Grocery product inflation crept up 0.5% on a seasonally adjusted basis in November, representing a slight slowdown from October’s monthly increase of 0.6%, but ahead of 0.1% inflation for all items, according to Consumer Price Index data released on Tuesday.
The food-at-home price increase was driven by increases in four of the six major grocery store food group indexes: fruits and vegetables (up 1.4%); cereals and bakery products (up 1.1%); dairy and related products (up 1%), and nonalcoholic beverages (up 0.7%).
The index for meats, poultry, fish, and eggs fell 0.2% in November, including a decline of 0.8% for beef prices and a 0.3% decline for pork, and the index for other food at home fell 0.1%.
“Food inflation has slowed last month, providing much-needed relief for millions of families at the grocery store,” President Biden said in remarks to reporters. “This is welcome news for families across the country as they get ready for the holiday celebrations and for family dinners.”
The CPI, released by the U.S. Bureau of Labor Statistics, showed that the cost of groceries remains up in double digits compared with a year ago, however.
The food at home index was up by 12% year-aver-year in November, led by two major groups: cereals and bakery products, and dairy and related products, as both categories posted an increase of 16.4%, year-over-year.
The index for meats, poultry, fish, and eggs was a mixed bag. Egg prices remaioned elevated, up 49.1%, year-over-year, following monthly increases of 10.1% in October and 2.3% in November.
Among meat categories:
• Beef and veal prices were down 5.2% year over year
• Pork was up 1.2% for the full year
• Poultry was up 13.1% year-over-year
Fruit and vegetable prices rose 9.7% for the full year, with a 19.8% gain in lettuce and a 16.2% increase in potatoes. Canned and frozen vegetable prices also rose in double digits.
Non-alcoholic beverage prices were up 13.2% year-over-year, and other food at home rose 13.9%
Including an 8.5% increase in food away from home (restaurant) inflation, total food was up 10.6% in November, compared to November 2021. The CPI for all items rose an unadjusted 7.1% year-over year.
The results come as consumers continue to scale back their expectations for inflation in the year ahead.

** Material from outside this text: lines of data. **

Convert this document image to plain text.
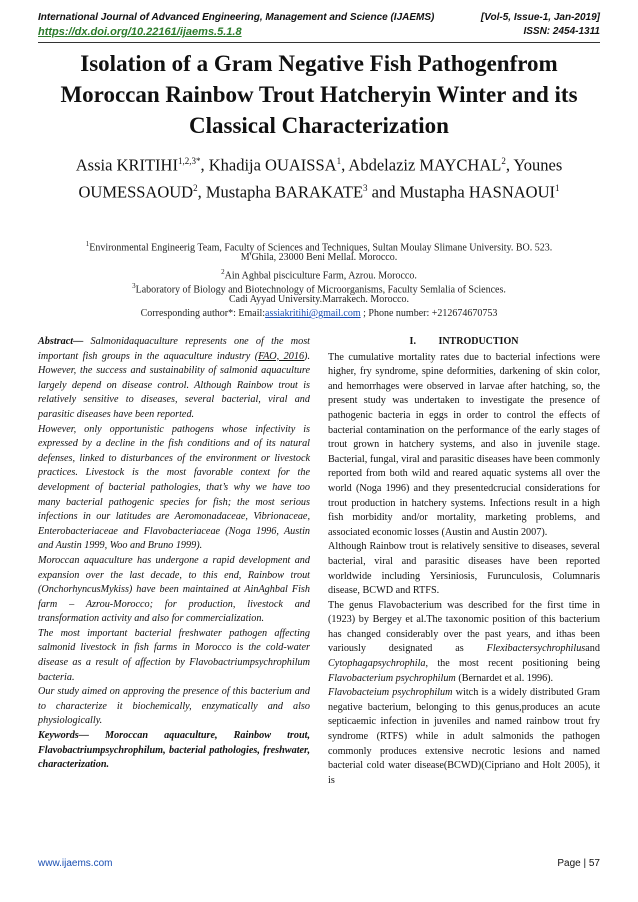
International Journal of Advanced Engineering, Management and Science (IJAEMS)	[Vol-5, Issue-1, Jan-2019]
https://dx.doi.org/10.22161/ijaems.5.1.8	ISSN: 2454-1311
Isolation of a Gram Negative Fish Pathogenfrom Moroccan Rainbow Trout Hatcheryin Winter and its Classical Characterization
Assia $KRITIHI^{1,2,3*}$, Khadija OUAISSA$^1$, Abdelaziz MAYCHAL$^2$, Younes OUMESSAOUD$^2$, Mustapha BARAKATE$^3$ and Mustapha HASNAOUI$^1$
$^1$Environmental Engineerig Team, Faculty of Sciences and Techniques, Sultan Moulay Slimane University. BO. 523.
M'Ghila, 23000 Beni Mellal. Morocco.
$^2$Ain Aghbal pisciculture Farm, Azrou. Morocco.
$^3$Laboratory of Biology and Biotechnology of Microorganisms, Faculty Semlalia of Sciences.
Cadi Ayyad University.Marrakech. Morocco.
Corresponding author*: Email:assiakritihi@gmail.com ; Phone number: +212674670753
Abstract— Salmonidaquaculture represents one of the most important fish groups in the aquaculture industry (FAO, 2016). However, the success and sustainability of salmonid aquaculture largely depend on disease control. Although Rainbow trout is relatively sensitive to diseases, several bacterial, viral and parasitic diseases have been reported.
However, only opportunistic pathogens whose infectivity is expressed by a decline in the fish conditions and of its natural defenses, linked to disturbances of the environment or livestock practices. Livestock is the most favorable context for the development of bacterial pathologies, that’s why we have too many bacterial pathogenic species for fish; the most serious infections in our latitudes are Aeromonadaceae, Vibrionaceae, Enterobacteriaceae and Flavobacteriaceae (Noga 1996, Austin and Austin 1999, Woo and Bruno 1999).
Moroccan aquaculture has undergone a rapid development and expansion over the last decade, to this end, Rainbow trout (OnchorhyncusMykiss) have been maintained at AinAghbal Fish farm – Azrou-Morocco; for production, livestock and transformation activity and also for commercialization.
The most important bacterial freshwater pathogen affecting salmonid livestock in fish farms in Morocco is the cold-water disease as a result of affection by Flavobactriumpsychrophilum bacteria.
Our study aimed on approving the presence of this bacterium and to characterize it biochemically, enzymatically and also physiologically.
Keywords— Moroccan aquaculture, Rainbow trout, Flavobactriumpsychrophilum, bacterial pathologies, freshwater, characterization.
I.         INTRODUCTION
The cumulative mortality rates due to bacterial infections were higher, fry syndrome, spine deformities, darkening of skin color, and hemorrhages were observed in larvae after hatching, so, the present study was undertaken to investigate the presence of pathogenic bacteria in eggs in order to control the effects of bacterial contamination on the performance of the early stages of trout grown in hatchery systems, and also in juvenile stage. Bacterial, fungal, viral and parasitic diseases have been commonly reported from both wild and reared aquatic systems all over the world (Noga 1996) and they presentedcrucial considerations for trout production in hatchery systems. Infections result in a high fish morbidity and/or mortality, marketing problems, and associated economic losses (Austin and Austin 2007).
Although Rainbow trout is relatively sensitive to diseases, several bacterial, viral and parasitic diseases have been reported worldwide including Yersiniosis, Furunculosis, Columnaris disease, BCWD and RTFS.
The genus Flavobacterium was described for the first time in (1923) by Bergey et al.The taxonomic position of this bacterium has changed considerably over the past years, and ithas been variously designated as Flexibactersychrophilusand Cytophagapsychrophila, the most recent positioning being Flavobacterium psychrophilum (Bernardet et al. 1996).
Flavobacteium psychrophilum witch is a widely distributed Gram negative bacterium, belonging to this genus,produces an acute septicaemic infection in juveniles and named rainbow trout fry syndrome (RTFS) while in adult salmonids the pathogen commonly produces extensive necrotic lesions and named bacterial cold water disease(BCWD)(Cipriano and Holt 2005), it is
www.ijaems.com	Page | 57
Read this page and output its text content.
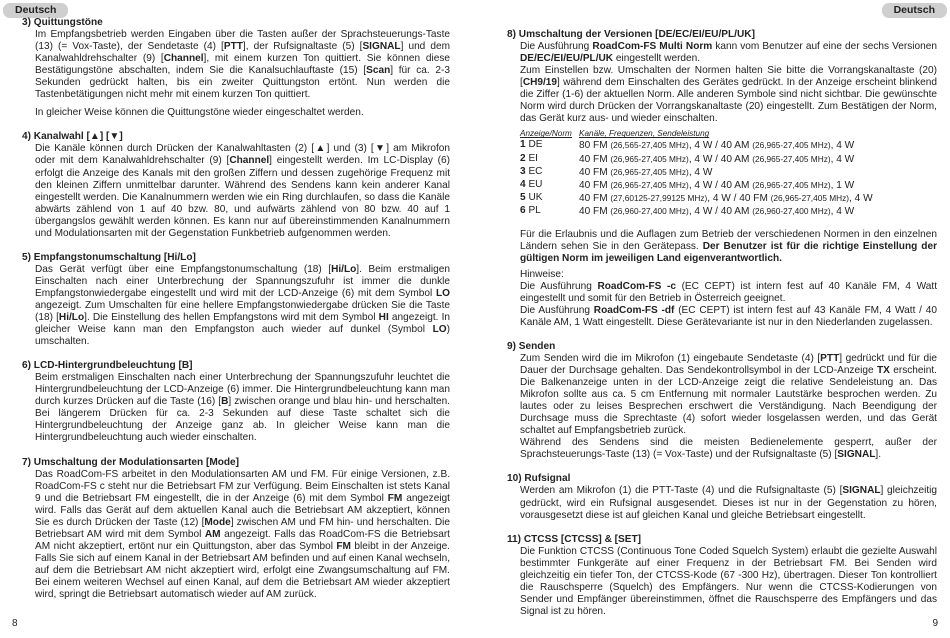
Deutsch

3) Quittungstöne

Im Empfangsbetrieb werden Eingaben über die Tasten außer der Sprachsteuerungs-Taste (13) (= Vox-Taste), der Sendetaste (4) [PTT], der Rufsignaltaste (5) [SIGNAL] und dem Kanalwahldrehschalter (9) [Channel], mit einem kurzen Ton quittiert. Sie können diese Bestätigungstöne abschalten, indem Sie die Kanalsuchlauftaste (15) [Scan] für ca. 2-3 Sekunden gedrückt halten, bis ein zweiter Quittungston ertönt. Nun werden die Tastenbetätigungen nicht mehr mit einem kurzen Ton quittiert.

In gleicher Weise können die Quittungstöne wieder eingeschaltet werden.

4) Kanalwahl [▲] [▼]

Die Kanäle können durch Drücken der Kanalwahltasten (2) [▲] und (3) [▼] am Mikrofon oder mit dem Kanalwahldrehschalter (9) [Channel] eingestellt werden. Im LC-Display (6) erfolgt die Anzeige des Kanals mit den großen Ziffern und dessen zugehörige Frequenz mit den kleinen Ziffern unmittelbar darunter. Während des Sendens kann kein anderer Kanal eingestellt werden. Die Kanalnummern werden wie ein Ring durchlaufen, so dass die Kanäle abwärts zählend von 1 auf 40 bzw. 80, und aufwärts zählend von 80 bzw. 40 auf 1 übergangslos gewählt werden können. Es kann nur auf übereinstimmenden Kanalnummern und Modulationsarten mit der Gegenstation Funkbetrieb aufgenommen werden.

5) Empfangstonumschaltung [Hi/Lo]

Das Gerät verfügt über eine Empfangstonumschaltung (18) [Hi/Lo]. Beim erstmaligen Einschalten nach einer Unterbrechung der Spannungszufuhr ist immer die dunkle Empfangstonwiedergabe eingestellt und wird mit der LCD-Anzeige (6) mit dem Symbol LO angezeigt. Zum Umschalten für eine hellere Empfangstonwiedergabe drücken Sie die Taste (18) [Hi/Lo]. Die Einstellung des hellen Empfangstons wird mit dem Symbol HI angezeigt. In gleicher Weise kann man den Empfangston auch wieder auf dunkel (Symbol LO) umschalten.

6) LCD-Hintergrundbeleuchtung [B]

Beim erstmaligen Einschalten nach einer Unterbrechung der Spannungszufuhr leuchtet die Hintergrundbeleuchtung der LCD-Anzeige (6) immer. Die Hintergrundbeleuchtung kann man durch kurzes Drücken auf die Taste (16) [B] zwischen orange und blau hin- und herschalten. Bei längerem Drücken für ca. 2-3 Sekunden auf diese Taste schaltet sich die Hintergrundbeleuchtung der Anzeige ganz ab. In gleicher Weise kann man die Hintergrundbeleuchtung auch wieder einschalten.

7) Umschaltung der Modulationsarten [Mode]

Das RoadCom-FS arbeitet in den Modulationsarten AM und FM. Für einige Versionen, z.B. RoadCom-FS c steht nur die Betriebsart FM zur Verfügung. Beim Einschalten ist stets Kanal 9 und die Betriebsart FM eingestellt, die in der Anzeige (6) mit dem Symbol FM angezeigt wird. Falls das Gerät auf dem aktuellen Kanal auch die Betriebsart AM akzeptiert, können Sie es durch Drücken der Taste (12) [Mode] zwischen AM und FM hin- und herschalten. Die Betriebsart AM wird mit dem Symbol AM angezeigt. Falls das RoadCom-FS die Betriebsart AM nicht akzeptiert, ertönt nur ein Quittungston, aber das Symbol FM bleibt in der Anzeige. Falls Sie sich auf einem Kanal in der Betriebsart AM befinden und auf einen Kanal wechseln, auf dem die Betriebsart AM nicht akzeptiert wird, erfolgt eine Zwangsumschaltung auf FM. Bei einem weiteren Wechsel auf einen Kanal, auf dem die Betriebsart AM wieder akzeptiert wird, springt die Betriebsart automatisch wieder auf AM zurück.

8
Deutsch

8) Umschaltung der Versionen [DE/EC/EI/EU/PL/UK]

Die Ausführung RoadCom-FS Multi Norm kann vom Benutzer auf eine der sechs Versionen DE/EC/EI/EU/PL/UK eingestellt werden.

Zum Einstellen bzw. Umschalten der Normen halten Sie bitte die Vorrangskanaltaste (20) [CH9/19] während dem Einschalten des Gerätes gedrückt. In der Anzeige erscheint blinkend die Ziffer (1-6) der aktuellen Norm. Alle anderen Symbole sind nicht sichtbar. Die gewünschte Norm wird durch Drücken der Vorrangskanaltaste (20) eingestellt. Zum Bestätigen der Norm, das Gerät kurz aus- und wieder einschalten.

Anzeige/Norm Kanäle, Frequenzen, Sendeleistung
1 DE	80 FM (26,565-27,405 MHz), 4 W / 40 AM (26,965-27,405 MHz), 4 W
2 EI	40 FM (26,965-27,405 MHz), 4 W / 40 AM (26,965-27,405 MHz), 4 W
3 EC	40 FM (26,965-27,405 MHz), 4 W
4 EU	40 FM (26,965-27,405 MHz), 4 W / 40 AM (26,965-27,405 MHz), 1 W
5 UK	40 FM (27,60125-27,99125 MHz), 4 W / 40 FM (26,965-27,405 MHz), 4 W
6 PL	40 FM (26,960-27,400 MHz), 4 W / 40 AM (26,960-27,400 MHz), 4 W

Für die Erlaubnis und die Auflagen zum Betrieb der verschiedenen Normen in den einzelnen Ländern sehen Sie in den Gerätepass. Der Benutzer ist für die richtige Einstellung der gültigen Norm im jeweiligen Land eigenverantwortlich.

Hinweise:

Die Ausführung RoadCom-FS -c (EC CEPT) ist intern fest auf 40 Kanäle FM, 4 Watt eingestellt und somit für den Betrieb in Österreich geeignet.

Die Ausführung RoadCom-FS -df (EC CEPT) ist intern fest auf 43 Kanäle FM, 4 Watt / 40 Kanäle AM, 1 Watt eingestellt. Diese Gerätevariante ist nur in den Niederlanden zugelassen.

9) Senden

Zum Senden wird die im Mikrofon (1) eingebaute Sendetaste (4) [PTT] gedrückt und für die Dauer der Durchsage gehalten. Das Sendekontrollsymbol in der LCD-Anzeige TX erscheint. Die Balkenanzeige unten in der LCD-Anzeige zeigt die relative Sendeleistung an. Das Mikrofon sollte aus ca. 5 cm Entfernung mit normaler Lautstärke besprochen werden. Zu lautes oder zu leises Besprechen erschwert die Verständigung. Nach Beendigung der Durchsage muss die Sprechtaste (4) sofort wieder losgelassen werden, und das Gerät schaltet auf Empfangsbetrieb zurück.

Während des Sendens sind die meisten Bedienelemente gesperrt, außer der Sprachsteuerungs-Taste (13) (= Vox-Taste) und der Rufsignaltaste (5) [SIGNAL].

10) Rufsignal

Werden am Mikrofon (1) die PTT-Taste (4) und die Rufsignaltaste (5) [SIGNAL] gleichzeitig gedrückt, wird ein Rufsignal ausgesendet. Dieses ist nur in der Gegenstation zu hören, vorausgesetzt diese ist auf gleichen Kanal und gleiche Betriebsart eingestellt.

11) CTCSS [CTCSS] & [SET]

Die Funktion CTCSS (Continuous Tone Coded Squelch System) erlaubt die gezielte Auswahl bestimmter Funkgeräte auf einer Frequenz in der Betriebsart FM. Bei Senden wird gleichzeitig ein tiefer Ton, der CTCSS-Kode (67 -300 Hz), übertragen. Dieser Ton kontrolliert die Rauschsperre (Squelch) des Empfängers. Nur wenn die CTCSS-Kodierungen von Sender und Empfänger übereinstimmen, öffnet die Rauschsperre des Empfängers und das Signal ist zu hören.

9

Last week, the University of Michigan reported that consumers now expect overall inflation of 4.6% in the year ahead, down from previous projections of 4.9%, and the lowest reading in the last 15 months.
Declines in near-term inflation expectations were “visible across the distribution of age, income, education, as well as political party identification,” the report concluded, adding that long-run inflation expectations remain around 3%.
In recent earnings calls, food retail and wholesale executives have also suggested that they see signs of inflation moderating in 2023.
In its most recent Food Price Outlook report, the USDA said it expected food prices to grow more slowly in 2023 than in 2022. It projected all food prices would increase between 3% and 4%, including food-at-home price increases of between 2.5% and 3.5%, and food-away-from-home increases of 4% to 5%.